Wandering Thoughts archives

2013-04-30

The two stories of RISC

I said this implicitly in my entry on ARM versus other RISCs but I've realized that I want to say it explicitly: there are (or were) effectively two stories of RISC development. You could see RISC as a way of designing simple chips, or you could see RISC as a way of designing fast chips.

In the story of simple chips, designing a RISC instruction set architecture with its simple and regular set of operations and registers and so on is a great way of designing a simple chip. You don't need complex instruction decoding, you don't need microcode, you don't need all sorts of irregularities in this and that, and so on. You throw out complex instructions that would take significant amount of silicon in favour of simple ones (and anyways, the early RISC studies suggested that those instructions didn't get used much anyways). The result would be good enough and more importantly, you could actually design and build it.

In the story of fast chips, all of the ISA and implementation simplicity was there to let you design a small chip that you could make go fast (and then scale up easily to make it go even faster). CPU cycle time was a holy thing and every instruction and feature had to be usable by the compiler in practice to make things go faster, not just locally (in code where it could be used) but globally (looking at total execution time across all programs, however you did that). Various RISC research had showed you could throw out a lot of the CISC complexity and push a lot of things to the compiler without slowing code down in practice, so that's what you did. Designing one of these RISC chips was actually a pretty big amount of work, not for the raw design so much as also building the compilers, the simulation environment, and so on.
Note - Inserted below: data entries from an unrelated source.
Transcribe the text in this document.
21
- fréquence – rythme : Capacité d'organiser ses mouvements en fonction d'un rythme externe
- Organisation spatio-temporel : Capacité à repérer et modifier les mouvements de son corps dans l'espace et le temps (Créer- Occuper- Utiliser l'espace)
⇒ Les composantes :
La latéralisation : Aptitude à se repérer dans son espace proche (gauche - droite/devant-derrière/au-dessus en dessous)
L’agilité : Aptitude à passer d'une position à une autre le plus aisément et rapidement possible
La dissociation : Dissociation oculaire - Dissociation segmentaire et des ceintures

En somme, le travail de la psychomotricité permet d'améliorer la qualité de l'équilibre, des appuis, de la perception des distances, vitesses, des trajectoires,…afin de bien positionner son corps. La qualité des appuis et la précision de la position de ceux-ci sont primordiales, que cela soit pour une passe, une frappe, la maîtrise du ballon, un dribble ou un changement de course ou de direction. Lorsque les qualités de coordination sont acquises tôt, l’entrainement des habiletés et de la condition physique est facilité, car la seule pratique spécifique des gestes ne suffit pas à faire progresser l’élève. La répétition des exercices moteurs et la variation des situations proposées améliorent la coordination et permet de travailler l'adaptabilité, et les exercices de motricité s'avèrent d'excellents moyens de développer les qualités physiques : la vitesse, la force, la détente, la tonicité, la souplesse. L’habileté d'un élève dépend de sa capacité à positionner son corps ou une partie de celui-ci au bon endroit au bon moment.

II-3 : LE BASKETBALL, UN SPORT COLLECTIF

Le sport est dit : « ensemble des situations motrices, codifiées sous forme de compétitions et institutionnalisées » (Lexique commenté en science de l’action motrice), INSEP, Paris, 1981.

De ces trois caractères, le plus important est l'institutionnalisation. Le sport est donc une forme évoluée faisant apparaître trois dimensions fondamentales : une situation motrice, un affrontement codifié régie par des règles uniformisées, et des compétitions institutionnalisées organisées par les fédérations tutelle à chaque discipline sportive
(These RISC chips were almost invariably built in conjunction with their compilers. The chip and the compiler were two parts of a single overall system.)

Almost all of the RISC chips that people like me have heard of (and lusted after) were designed under the fast chips story; this is MIPS, the DEC Alpha, the Sun SPARC, IBM's Power (later PowerPC aka PPC), Intel's Itanium, and HP's PA-RISC, probably among others. This is the sort of RISC that I learned about from John Mashey's comp.arch posts in the late 1980s and early 1990s and what I still reflexively think of as 'RISC' today. They were what went into Unix servers and workstations (and then later into Macs) and the loss of their elegant, nice architectures to the brute force and money of x86 made many Unix people sad.

(I'd say that I've gotten over my own sadness, but that's not quite what I did. I still don't particularly like the x86 architecture, I just ignore it because my machines are cheap and run fast.)

As I discovered when I researched my entry on ARM, ARM chips are the other story, the unsexy story, the story of simple chips. Unix people like me didn't (and often still don't) really pay them much attention because they were never really server or workstation chips; they didn't appear in machines that we really cared about. Of course the punchline is that they turned out to be the more important sort of RISC chips.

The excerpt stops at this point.